L’évêque Munoz de Bangassou a, paraît-il, joué un rôle important lors de cette crise ?

 

L’évêque Munoz, dès la première attaque le matin, s’est déplacé sur le terrain pour aller les rencontrer concrètement, physiquement. Il est allé vers la mosquée parce qu’on a regroupé toute la population du quartier concerné, en l’occurrence les musulmans, vers la mosquée centrale. Et la force internationale qui était là n’a pas pu tenir longtemps, elle a abandonné. Et il y avait des tirs sur la mosquée.

 

Vous voulez dire que la Minusca a abandonné les populations ?

 

Nous avons vu plusieurs fois qu’il n’y avait pas de présence pour les protéger. Nous l’avons déploré. Nous l’avons dit déjà.
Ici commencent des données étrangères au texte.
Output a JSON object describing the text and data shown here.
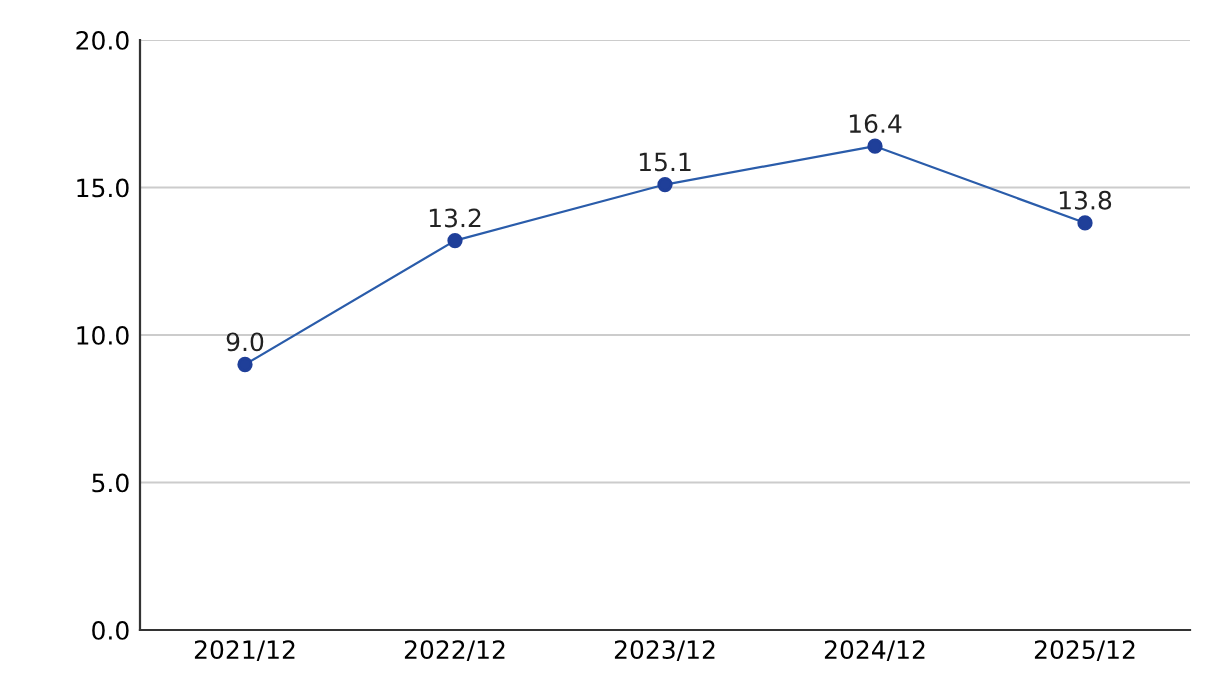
{
  "chart_data": {
    "type": "line",
    "categories": [
      "2021/12",
      "2022/12",
      "2023/12",
      "2024/12",
      "2025/12"
    ],
    "series": [
      {
        "color": "#2a5caa",
        "values": [
          9.0,
          13.2,
          15.1,
          16.4,
          13.8
        ],
        "value_labels": [
          "9.0",
          "13.2",
          "15.1",
          "16.4",
          "13.8"
        ]
      }
    ],
    "ylim": [
      0,
      20
    ],
    "yticks": [
      {
        "value": 0,
        "label": "0.0"
      },
      {
        "value": 5,
        "label": "5.0"
      },
      {
        "value": 10,
        "label": "10.0"
      },
      {
        "value": 15,
        "label": "15.0"
      },
      {
        "value": 20,
        "label": "20.0"
      }
    ],
    "grid": "y",
    "marker": "circle",
    "line_style": "solid",
    "legend": false
  }
}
La Minusca le sait, ce n’est pas un secret de polichinelle. Il y a eu des limites. On ne peut pas demander à toute une population de se regrouper à un lieu précis pour être protégée et peu de temps après laisser la population à son triste sort. Je crois qu’il faudrait corriger cette manière de faire. On est venus protéger les personnes et les biens et je pense que nous avons tous intérêt à travailler dans ce sens-là. Et là-bas, nous n’avons pas de gouvernement, nous n’avons pas aussi d’autres personnes. Je crois que c’est important que les uns et les autres fassent leur travail pour qu’on puisse retrouver la paix et la sérénité.

 

La Croix Rouge centrafricaine annonce 115 personnes tuées. Cela vous paraît-il proche de la réalité ?

 

C’est fort possible parce que le matin du dimanche, je suis allé à la mosquée voir l’imam, je suis reparti à l’évêché et au retour dans l’après-midi, l’imam était tué. A la troisième rencontre où j’étais revenu, l’imam était déjà enterré. Voilà des morts qui vont, tôt ou tard, compter pour que le nombre puisse être plus exact.

 

Actuellement, comment vont les populations sur place ?

 

La population est dans un état de dénouement total. Les gens sont sortis dès l’appel pour aller se regrouper, sans prendre quoi que ce soit. Or, certains – surtout les trois quarts, pour ne pas dire tous – ont tout perdu. Maintenant, il faut rapidement qu’il y ait une solidarité, nationale et internationale, pour venir au secours de cette population massée au niveau du petit séminaire et qui manque de tout. Il y a un début de réponse à travers le CICR, d’autres organismes – PAM et autres – que j’ai vus arriver ce matin. J’espère que très vite d’autres vont emboîter le pas pour qu’on puisse aider cette population qui a beaucoup souffert.